- Official box art
- Developer(s): Namco Bandai Games
- Publisher(s): Namco Bandai Games
- Series: Taiko no Tatsujin
- Platform(s): Wii
- Release: JP: December 2, 2006;
- Genre(s): Mini-games
- Mode(s): Single Player, Multiplayer

= Ennichi no Tatsujin =

2006 video game

Ennichi no Tatsujin (縁日の達人, lit. "Festival Master") is a video game for Nintendo's Wii console. It was a launch title in Japan.
The game is composed of several minigames, all of which revolve around Japanese festivals. This is Namco Bandai Games' first Wii game.

== Modes ==
The game consists of nine mini-games within a single unified experience.
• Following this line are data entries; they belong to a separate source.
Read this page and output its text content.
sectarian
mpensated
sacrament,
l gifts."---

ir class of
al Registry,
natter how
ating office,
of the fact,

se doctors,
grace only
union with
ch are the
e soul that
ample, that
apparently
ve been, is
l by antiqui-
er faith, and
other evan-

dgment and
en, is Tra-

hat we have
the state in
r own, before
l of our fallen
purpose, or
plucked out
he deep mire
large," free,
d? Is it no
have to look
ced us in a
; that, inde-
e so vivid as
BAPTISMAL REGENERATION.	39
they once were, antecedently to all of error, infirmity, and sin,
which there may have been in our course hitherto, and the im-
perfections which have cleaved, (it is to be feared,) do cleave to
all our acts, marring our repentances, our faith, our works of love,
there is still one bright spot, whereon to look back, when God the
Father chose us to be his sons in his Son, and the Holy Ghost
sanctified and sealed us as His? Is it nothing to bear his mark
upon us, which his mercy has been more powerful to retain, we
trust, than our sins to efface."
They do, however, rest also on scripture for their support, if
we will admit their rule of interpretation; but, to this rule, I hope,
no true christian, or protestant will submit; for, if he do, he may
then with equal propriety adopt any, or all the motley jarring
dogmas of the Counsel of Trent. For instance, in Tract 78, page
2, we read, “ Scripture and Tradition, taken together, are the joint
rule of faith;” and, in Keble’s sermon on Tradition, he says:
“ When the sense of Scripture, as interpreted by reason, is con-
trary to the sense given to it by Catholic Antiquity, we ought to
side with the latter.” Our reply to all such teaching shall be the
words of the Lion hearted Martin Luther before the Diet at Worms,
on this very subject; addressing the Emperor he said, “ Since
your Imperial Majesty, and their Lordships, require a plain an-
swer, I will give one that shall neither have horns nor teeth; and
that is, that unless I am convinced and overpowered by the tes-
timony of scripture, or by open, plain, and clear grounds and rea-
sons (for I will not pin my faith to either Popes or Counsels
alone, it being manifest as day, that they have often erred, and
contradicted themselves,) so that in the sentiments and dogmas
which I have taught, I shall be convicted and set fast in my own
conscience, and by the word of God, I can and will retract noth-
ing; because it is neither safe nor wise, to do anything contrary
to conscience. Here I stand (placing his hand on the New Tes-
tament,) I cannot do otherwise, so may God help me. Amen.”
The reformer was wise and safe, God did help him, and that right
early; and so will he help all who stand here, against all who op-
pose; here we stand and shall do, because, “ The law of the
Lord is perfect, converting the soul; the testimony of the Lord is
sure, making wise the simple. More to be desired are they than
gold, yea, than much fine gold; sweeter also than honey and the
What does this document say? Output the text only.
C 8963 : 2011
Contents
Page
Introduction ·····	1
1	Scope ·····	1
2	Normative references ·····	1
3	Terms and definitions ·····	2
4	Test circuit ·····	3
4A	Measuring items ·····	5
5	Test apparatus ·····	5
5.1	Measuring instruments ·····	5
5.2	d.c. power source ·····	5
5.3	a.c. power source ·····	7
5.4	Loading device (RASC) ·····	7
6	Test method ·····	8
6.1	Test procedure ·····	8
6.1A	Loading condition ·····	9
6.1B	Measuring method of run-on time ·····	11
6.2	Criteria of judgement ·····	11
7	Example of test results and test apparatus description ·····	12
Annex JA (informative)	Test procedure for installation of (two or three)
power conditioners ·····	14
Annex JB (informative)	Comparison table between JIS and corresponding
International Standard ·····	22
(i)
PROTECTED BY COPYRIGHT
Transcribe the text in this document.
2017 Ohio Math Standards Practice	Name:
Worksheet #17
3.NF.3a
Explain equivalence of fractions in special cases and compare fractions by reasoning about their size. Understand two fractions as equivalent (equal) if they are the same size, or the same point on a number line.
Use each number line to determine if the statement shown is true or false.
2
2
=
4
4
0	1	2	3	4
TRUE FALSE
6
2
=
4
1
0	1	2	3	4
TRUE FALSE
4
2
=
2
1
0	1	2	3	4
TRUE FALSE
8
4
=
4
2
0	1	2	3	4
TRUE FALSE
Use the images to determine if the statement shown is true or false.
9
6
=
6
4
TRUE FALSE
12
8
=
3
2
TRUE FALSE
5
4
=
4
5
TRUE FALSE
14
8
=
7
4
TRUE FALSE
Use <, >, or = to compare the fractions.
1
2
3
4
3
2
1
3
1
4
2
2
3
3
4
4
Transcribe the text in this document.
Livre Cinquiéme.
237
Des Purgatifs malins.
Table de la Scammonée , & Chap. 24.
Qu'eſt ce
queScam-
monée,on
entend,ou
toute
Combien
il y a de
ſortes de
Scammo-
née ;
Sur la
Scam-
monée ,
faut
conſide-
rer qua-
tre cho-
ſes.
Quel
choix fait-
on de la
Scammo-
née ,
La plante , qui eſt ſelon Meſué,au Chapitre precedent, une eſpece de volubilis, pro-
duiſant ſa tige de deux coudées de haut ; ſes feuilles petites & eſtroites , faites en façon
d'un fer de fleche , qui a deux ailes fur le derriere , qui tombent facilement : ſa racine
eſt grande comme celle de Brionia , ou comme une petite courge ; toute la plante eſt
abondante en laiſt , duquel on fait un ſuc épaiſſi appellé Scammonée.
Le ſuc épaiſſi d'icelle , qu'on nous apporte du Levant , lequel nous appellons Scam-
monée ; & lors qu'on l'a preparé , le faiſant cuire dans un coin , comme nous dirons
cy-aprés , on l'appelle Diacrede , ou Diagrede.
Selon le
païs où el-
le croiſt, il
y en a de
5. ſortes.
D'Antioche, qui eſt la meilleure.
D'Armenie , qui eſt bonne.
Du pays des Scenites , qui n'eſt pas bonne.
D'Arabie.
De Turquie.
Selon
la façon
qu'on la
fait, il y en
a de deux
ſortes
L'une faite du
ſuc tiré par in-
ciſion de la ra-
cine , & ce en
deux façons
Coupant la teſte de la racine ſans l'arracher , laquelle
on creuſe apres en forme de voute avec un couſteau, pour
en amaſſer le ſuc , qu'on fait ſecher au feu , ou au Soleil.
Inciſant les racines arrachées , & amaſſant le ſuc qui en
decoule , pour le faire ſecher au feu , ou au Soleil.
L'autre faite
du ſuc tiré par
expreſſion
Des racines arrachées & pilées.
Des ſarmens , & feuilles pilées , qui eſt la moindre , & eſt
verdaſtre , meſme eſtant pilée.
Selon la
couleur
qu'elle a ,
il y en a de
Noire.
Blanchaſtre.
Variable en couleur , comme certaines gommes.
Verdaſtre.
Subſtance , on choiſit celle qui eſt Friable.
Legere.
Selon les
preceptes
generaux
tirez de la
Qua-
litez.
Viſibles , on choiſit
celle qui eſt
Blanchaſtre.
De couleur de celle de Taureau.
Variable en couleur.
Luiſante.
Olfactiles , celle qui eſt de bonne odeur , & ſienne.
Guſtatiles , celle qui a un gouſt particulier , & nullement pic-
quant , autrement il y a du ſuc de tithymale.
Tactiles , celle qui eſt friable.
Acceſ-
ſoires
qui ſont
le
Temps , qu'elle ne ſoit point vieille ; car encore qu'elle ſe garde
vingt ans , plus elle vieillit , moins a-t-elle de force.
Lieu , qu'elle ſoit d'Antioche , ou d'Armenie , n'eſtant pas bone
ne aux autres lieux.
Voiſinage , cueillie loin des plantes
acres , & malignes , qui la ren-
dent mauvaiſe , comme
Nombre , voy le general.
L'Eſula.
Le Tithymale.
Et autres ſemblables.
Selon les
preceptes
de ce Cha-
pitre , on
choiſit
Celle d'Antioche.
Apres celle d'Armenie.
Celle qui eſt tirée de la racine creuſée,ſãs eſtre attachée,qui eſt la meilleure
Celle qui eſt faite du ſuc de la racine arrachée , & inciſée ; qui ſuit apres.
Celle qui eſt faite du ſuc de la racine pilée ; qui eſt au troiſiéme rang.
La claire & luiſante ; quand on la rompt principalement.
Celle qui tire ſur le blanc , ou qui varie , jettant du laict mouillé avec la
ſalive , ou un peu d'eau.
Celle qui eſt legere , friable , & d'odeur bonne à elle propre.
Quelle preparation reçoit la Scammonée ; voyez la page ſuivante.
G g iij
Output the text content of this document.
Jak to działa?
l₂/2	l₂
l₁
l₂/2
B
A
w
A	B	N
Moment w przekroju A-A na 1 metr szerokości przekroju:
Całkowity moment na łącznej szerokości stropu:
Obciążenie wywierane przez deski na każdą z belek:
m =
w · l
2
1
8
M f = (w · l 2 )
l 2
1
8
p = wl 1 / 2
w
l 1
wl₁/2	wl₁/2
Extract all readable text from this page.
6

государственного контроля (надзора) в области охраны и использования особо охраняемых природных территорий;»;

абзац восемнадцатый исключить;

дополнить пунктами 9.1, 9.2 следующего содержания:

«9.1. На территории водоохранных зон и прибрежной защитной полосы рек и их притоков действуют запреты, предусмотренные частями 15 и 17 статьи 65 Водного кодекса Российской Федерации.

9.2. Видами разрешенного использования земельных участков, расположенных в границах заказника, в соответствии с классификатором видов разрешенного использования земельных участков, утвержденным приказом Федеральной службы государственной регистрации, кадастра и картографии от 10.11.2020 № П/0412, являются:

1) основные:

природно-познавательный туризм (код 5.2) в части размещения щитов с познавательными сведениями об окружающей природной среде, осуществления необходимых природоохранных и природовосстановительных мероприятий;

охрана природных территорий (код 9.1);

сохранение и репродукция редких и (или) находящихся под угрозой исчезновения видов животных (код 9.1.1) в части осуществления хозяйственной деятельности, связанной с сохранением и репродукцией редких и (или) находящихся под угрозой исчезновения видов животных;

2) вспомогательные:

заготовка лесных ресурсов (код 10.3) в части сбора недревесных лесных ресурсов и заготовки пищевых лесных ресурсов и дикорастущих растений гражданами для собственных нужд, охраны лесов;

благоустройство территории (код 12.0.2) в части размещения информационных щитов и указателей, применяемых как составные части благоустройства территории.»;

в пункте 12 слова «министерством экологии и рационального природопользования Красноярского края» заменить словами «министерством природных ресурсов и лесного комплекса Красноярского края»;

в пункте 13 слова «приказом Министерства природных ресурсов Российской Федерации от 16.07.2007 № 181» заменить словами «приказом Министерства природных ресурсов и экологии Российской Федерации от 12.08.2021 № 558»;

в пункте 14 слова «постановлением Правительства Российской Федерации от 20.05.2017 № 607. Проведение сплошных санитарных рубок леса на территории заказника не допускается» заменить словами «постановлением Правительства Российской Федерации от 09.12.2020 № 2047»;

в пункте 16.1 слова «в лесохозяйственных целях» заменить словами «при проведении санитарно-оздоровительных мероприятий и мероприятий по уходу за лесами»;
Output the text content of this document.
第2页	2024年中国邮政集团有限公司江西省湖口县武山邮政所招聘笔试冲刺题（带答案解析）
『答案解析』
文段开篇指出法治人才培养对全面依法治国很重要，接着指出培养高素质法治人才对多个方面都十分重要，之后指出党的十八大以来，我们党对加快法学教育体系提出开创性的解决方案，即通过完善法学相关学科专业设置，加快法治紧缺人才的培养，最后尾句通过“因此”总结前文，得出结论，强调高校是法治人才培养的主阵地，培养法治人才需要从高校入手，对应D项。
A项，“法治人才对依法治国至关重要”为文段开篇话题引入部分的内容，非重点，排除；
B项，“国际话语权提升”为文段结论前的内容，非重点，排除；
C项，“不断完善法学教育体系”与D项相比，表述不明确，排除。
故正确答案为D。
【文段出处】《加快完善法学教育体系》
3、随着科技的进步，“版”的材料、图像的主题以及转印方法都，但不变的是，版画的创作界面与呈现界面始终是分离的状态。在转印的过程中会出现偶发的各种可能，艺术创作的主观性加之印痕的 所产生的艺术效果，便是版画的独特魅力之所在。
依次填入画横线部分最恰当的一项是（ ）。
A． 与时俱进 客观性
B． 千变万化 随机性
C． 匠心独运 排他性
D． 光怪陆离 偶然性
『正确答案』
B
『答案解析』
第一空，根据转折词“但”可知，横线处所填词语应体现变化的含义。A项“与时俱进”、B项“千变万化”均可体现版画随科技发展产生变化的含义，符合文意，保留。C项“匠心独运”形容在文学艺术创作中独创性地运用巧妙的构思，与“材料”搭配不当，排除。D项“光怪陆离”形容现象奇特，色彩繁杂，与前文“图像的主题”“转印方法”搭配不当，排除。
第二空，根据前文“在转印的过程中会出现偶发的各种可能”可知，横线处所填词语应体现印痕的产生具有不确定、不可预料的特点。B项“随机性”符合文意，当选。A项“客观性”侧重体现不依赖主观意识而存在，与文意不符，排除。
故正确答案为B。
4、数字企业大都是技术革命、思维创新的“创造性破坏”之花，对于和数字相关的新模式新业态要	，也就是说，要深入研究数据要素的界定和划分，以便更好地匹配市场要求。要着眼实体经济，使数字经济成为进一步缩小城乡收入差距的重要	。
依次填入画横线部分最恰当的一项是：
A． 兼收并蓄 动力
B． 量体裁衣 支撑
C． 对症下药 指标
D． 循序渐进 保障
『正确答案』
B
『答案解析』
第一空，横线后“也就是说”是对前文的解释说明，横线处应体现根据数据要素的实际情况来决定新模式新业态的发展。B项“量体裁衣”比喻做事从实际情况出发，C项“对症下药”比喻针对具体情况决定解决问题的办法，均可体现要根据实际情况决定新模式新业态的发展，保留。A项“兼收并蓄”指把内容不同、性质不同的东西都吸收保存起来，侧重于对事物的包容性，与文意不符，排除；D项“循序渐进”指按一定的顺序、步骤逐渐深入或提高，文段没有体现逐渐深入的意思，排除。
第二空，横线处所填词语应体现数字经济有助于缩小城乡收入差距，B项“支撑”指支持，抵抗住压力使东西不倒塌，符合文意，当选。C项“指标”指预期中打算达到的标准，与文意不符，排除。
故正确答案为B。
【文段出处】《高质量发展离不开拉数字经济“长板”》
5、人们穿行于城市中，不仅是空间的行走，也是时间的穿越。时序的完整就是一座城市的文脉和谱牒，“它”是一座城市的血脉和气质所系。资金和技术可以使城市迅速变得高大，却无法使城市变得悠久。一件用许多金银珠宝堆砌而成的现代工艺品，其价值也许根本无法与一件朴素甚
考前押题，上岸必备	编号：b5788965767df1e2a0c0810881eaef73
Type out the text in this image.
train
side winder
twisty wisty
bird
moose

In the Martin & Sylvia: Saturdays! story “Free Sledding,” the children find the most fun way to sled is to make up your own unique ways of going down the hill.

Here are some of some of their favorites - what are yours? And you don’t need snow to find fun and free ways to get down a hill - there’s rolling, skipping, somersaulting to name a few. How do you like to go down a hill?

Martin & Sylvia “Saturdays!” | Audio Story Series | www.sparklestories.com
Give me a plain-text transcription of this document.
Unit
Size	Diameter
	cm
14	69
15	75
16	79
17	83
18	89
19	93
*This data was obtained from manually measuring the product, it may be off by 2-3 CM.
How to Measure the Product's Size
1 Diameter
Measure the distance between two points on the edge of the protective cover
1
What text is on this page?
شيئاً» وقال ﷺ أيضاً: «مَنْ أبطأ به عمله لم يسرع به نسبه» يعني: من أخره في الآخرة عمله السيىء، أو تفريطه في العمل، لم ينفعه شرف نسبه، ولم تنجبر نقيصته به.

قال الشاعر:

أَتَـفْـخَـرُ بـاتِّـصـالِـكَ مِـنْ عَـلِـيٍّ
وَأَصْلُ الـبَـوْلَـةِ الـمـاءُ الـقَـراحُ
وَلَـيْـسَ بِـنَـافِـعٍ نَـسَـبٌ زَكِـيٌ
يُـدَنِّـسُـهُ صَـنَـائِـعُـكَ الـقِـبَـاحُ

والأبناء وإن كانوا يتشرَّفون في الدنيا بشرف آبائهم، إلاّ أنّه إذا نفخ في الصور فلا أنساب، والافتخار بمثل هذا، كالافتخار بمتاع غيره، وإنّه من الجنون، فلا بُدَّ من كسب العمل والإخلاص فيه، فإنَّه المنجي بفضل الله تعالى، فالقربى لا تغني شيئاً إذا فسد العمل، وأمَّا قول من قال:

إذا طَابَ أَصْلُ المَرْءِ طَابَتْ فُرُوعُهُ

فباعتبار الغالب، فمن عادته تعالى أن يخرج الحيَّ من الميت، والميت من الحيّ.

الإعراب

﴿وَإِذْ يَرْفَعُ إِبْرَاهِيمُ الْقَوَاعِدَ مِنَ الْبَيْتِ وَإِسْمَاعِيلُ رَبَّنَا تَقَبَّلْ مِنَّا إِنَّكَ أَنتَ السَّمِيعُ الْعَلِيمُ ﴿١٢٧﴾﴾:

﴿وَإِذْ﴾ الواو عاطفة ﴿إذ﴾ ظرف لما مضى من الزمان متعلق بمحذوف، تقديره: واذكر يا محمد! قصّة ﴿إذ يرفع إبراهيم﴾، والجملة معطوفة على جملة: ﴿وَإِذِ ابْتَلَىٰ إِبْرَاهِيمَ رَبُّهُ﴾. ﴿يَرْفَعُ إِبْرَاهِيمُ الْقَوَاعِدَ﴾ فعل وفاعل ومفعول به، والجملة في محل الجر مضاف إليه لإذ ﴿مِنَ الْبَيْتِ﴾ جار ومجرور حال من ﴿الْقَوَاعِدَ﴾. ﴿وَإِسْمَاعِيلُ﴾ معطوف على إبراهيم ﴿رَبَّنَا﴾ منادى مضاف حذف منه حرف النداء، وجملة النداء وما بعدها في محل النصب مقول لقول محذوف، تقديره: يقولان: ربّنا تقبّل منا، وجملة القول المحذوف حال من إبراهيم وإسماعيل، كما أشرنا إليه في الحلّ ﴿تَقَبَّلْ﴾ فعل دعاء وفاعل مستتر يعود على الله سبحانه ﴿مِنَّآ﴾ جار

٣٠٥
The Wii Remote is the primary controller used for the majority of these games. The specific games are listed below.

- Kingyo Sukui: A game which uses virtual net to grab goldfish from a tank.
- Shateki: a game to fire as much possible bottles with a gun.
- Takoyaki: a game to flip as much possible Takoyaki balls over.
- Darts: Throw darts, striking targets in the specified order.
- Balloon Art: Use the Wii Remote and Nunchuk to twist a balloon into shapes. Movements must be timed to coincide with the background music.
- Yo-yo Tsuri: The Wii Remote is used to aim a paper string and hook onto balls in a bucket of water. The trick is to keep the string from tearing apart.
- Wanage: A game of ring toss to grab prizes.
- Uranai no Yakata: This is a fortune tellers house. The Wii Remote and Nunchuk are used to make a pair of virtual hands grasp a crystal fortune ball and hear a fortune for the day.
- Crepe: A game where players are required to meet a target number of crêpes, using the exact toppings only requested by the customers.

==Reception==
On release week, Famitsu gave the game a 27 out of 40 (7/7/6/7).